The attack isn't a business negotiation. It is raw, primitive, and fueled by a decade of stored hatred. I am a man of the gym and the boxing ring, but I am not a man of the shiv and the concrete.
The first blow catches me in the ribs, a sickening crack that steals my breath. The second slams my head against the steel bunk. I taste copper—real, hot copper, not the metaphorical taste of profit. I am on the floor, my face pressed against the cold stone, the plastic sandals sliding in my own blood.

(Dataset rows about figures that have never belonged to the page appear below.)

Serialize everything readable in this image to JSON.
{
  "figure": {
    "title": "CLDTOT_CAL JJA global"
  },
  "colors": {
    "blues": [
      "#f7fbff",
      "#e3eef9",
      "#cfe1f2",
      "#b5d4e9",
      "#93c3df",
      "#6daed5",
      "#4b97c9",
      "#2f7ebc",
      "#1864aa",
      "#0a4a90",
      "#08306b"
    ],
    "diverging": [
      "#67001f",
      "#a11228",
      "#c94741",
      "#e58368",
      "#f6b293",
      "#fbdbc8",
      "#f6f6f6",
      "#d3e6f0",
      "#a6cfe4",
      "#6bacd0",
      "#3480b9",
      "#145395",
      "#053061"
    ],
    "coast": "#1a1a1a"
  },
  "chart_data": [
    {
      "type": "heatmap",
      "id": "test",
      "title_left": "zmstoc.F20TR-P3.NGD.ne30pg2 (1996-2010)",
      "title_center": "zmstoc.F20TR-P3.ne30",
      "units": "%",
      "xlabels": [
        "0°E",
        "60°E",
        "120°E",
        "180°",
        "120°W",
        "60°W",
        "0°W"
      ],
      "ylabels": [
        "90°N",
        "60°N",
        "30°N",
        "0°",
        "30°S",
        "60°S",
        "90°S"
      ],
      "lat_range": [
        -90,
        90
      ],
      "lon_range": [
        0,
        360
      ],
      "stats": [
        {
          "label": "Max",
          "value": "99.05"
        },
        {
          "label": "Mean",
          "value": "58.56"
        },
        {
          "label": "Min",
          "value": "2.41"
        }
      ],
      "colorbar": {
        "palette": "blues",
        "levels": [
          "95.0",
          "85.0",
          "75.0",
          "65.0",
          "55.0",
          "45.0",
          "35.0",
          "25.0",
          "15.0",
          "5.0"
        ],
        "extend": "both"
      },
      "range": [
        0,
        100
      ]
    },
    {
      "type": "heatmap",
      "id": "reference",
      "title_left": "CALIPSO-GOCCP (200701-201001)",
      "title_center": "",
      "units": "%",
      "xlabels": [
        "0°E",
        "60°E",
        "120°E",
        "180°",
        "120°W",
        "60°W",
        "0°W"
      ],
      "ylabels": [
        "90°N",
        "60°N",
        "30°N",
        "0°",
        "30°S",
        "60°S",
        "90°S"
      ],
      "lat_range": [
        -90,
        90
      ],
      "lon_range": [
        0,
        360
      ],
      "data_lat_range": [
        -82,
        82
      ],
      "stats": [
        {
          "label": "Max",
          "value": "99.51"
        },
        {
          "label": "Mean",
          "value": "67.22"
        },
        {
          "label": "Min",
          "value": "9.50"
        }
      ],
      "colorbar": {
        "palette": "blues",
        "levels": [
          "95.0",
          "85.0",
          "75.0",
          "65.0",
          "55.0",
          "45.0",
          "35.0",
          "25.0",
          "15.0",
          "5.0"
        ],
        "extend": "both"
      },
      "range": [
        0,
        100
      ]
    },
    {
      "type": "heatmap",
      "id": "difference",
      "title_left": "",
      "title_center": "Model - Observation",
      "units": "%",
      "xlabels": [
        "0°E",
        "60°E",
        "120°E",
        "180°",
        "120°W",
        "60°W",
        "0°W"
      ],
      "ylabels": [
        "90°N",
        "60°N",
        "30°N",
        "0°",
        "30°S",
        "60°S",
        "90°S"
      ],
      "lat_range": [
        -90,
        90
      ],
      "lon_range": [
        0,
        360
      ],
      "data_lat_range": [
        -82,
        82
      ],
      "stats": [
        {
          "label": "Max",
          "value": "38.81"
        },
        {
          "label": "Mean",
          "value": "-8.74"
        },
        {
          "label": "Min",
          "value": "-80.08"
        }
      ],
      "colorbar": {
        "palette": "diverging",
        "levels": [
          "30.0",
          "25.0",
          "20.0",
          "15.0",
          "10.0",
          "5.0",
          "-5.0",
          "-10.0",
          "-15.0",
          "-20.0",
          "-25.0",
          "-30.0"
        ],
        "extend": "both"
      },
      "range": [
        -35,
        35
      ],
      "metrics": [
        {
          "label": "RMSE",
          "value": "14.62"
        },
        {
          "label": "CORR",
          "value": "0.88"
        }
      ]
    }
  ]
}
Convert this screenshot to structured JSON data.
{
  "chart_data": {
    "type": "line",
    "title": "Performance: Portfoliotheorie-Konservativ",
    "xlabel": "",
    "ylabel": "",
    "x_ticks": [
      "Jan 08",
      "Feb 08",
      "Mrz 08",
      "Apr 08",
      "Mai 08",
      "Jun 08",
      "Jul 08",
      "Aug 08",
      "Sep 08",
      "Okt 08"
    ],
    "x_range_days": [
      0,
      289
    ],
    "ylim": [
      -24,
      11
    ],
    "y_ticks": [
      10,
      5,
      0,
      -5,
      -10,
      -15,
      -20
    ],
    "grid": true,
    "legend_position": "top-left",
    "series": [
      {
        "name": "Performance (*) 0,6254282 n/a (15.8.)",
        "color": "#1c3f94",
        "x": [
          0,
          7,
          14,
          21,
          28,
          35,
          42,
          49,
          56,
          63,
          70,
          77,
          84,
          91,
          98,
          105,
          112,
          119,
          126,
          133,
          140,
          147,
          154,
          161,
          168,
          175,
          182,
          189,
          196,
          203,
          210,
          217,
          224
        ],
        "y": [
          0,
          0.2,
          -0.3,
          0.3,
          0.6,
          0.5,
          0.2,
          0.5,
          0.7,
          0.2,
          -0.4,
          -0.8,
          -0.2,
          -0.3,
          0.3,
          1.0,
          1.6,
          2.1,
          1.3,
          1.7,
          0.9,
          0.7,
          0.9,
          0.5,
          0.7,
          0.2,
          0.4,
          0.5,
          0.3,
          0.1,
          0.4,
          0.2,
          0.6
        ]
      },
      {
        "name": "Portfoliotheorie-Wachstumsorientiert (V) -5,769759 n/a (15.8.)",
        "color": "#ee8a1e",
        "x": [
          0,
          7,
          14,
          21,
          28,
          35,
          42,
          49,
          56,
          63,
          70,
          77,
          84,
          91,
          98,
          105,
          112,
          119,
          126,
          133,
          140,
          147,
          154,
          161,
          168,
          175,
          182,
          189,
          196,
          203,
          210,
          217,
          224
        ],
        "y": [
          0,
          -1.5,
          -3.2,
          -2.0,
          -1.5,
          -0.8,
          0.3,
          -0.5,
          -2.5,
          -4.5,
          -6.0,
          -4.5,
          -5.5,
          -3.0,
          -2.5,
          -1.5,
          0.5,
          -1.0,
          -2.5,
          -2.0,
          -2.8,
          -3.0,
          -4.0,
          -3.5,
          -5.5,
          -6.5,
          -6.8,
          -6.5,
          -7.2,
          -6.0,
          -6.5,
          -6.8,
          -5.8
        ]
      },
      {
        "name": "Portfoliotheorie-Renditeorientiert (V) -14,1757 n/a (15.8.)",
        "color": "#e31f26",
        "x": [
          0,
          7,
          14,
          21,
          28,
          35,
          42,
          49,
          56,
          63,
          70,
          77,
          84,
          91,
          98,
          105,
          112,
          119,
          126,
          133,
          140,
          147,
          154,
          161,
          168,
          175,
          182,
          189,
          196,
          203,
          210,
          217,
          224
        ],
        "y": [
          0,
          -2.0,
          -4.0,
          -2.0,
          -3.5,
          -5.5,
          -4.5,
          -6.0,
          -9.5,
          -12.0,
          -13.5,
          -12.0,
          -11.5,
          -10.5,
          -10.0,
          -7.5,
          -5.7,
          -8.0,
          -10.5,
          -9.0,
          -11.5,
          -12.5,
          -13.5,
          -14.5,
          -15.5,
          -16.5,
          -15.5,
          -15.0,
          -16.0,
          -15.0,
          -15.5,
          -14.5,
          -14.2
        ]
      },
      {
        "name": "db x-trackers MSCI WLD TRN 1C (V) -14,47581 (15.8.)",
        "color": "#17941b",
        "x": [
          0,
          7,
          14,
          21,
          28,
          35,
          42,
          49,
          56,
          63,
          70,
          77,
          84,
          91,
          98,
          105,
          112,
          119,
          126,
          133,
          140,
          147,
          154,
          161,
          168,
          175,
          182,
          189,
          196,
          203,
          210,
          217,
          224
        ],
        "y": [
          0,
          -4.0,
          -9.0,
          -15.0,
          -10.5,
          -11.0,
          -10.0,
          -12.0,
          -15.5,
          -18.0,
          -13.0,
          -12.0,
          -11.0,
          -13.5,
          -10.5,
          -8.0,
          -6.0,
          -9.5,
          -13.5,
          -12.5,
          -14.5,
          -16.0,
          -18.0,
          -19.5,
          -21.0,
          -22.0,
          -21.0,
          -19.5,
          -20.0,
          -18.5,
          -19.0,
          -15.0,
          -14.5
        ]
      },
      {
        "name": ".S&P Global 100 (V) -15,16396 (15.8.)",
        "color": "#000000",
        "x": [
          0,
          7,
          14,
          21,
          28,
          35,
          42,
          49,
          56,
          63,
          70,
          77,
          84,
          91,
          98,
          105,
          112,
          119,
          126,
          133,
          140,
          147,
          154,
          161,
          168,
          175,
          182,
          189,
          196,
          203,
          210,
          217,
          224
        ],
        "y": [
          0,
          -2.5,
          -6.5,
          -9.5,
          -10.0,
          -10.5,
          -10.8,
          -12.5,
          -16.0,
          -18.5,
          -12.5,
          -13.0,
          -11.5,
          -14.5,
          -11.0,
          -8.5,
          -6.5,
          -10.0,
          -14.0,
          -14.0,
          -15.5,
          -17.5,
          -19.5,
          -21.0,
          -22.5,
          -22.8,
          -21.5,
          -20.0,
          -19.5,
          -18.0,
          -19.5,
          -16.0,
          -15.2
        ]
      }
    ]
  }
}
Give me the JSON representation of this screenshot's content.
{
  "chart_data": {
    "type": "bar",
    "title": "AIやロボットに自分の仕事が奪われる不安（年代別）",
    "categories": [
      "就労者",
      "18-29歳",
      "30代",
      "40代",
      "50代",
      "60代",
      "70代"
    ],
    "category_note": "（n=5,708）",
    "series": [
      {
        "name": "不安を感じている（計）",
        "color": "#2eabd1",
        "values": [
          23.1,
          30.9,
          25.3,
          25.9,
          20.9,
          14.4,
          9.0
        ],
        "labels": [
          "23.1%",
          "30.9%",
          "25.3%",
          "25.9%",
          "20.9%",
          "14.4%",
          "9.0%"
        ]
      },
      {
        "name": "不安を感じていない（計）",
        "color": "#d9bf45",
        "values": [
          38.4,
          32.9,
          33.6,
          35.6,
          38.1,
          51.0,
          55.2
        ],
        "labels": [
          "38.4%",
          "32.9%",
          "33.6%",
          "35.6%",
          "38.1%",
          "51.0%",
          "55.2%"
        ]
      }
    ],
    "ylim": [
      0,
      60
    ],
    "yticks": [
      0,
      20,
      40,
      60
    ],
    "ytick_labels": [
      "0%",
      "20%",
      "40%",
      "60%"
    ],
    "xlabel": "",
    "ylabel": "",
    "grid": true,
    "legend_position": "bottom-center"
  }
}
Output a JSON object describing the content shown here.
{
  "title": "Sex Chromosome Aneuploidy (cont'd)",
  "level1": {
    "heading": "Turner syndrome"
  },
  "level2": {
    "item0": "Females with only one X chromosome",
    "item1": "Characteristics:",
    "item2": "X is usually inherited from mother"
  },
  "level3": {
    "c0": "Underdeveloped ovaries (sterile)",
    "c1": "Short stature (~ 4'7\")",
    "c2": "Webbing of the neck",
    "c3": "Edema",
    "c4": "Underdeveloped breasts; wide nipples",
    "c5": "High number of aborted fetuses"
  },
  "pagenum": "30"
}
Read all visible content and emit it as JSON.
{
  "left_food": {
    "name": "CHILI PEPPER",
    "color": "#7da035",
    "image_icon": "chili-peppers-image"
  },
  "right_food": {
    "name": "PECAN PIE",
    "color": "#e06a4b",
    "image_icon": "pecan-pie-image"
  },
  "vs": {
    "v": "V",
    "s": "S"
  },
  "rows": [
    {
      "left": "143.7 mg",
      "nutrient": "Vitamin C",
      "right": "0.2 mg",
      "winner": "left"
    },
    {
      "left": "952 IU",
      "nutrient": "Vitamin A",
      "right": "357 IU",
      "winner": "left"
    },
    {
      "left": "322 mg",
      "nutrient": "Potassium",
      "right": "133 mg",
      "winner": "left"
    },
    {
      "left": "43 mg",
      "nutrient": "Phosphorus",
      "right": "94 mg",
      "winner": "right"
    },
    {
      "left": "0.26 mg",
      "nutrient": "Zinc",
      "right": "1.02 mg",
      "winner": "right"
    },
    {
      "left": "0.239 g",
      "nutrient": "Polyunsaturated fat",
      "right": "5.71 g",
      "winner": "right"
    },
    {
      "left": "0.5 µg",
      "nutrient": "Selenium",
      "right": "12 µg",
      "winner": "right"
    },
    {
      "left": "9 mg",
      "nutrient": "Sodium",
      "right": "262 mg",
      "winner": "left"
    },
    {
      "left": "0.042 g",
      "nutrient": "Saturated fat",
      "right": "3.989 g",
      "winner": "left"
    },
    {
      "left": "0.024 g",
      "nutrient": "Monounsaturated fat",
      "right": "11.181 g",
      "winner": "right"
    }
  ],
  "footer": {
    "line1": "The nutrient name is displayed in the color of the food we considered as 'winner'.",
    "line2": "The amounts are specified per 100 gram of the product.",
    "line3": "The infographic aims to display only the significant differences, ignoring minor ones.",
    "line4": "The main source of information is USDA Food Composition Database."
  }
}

Sloane. Her name is a mantra in my mind as Mace's boot connects with my stomach, turning my insides to liquid fire. I took the hit. I took the fucking coercion charge. I am in this hellhole so she is not.
But as Mace leans down, a sharpened piece of toothbrush plastic—a shiv—aimed at my throat, something in me snaps. The "Ice King" dies, and the predator that built the empire takes the wheel.
I don't feel fear. I feel a dark, jagged surge of adrenaline.
"Is that all you fucking got?" I spit, blood spray hitting Mace's face.
Before he can react, I drive my thumb into his eye socket with a sickening squelch. He screams, a sound like a wounded animal, and I don't stop. I vault off the floor, my shoulder slamming into his chest. I am a machine of momentum. I grab the second one by the throat, slamming his skull into the bars with a crack that sounds like a falling gavel.
The third one lunges with a blade. I don't dodge; I take the cut on my forearm to get inside his guard. I break his nose with a headbutt that sends white spots dancing across my vision, then I rain down blows until my knuckles are raw and the "General Pop" hero is sobbing on the floor.
I stand over Mace, my chest heaving, blood dripping from my jaw onto my orange collar. My vision is blurring at the edges, the world going grey, but I look at the three broken men at my feet and I feel a twisted sense of victory.
I saved the asset, I think, as my knees finally buckle. I closed the fucking contract.
And if Arthur wants me dead, he's going to have to come down here and do it himself.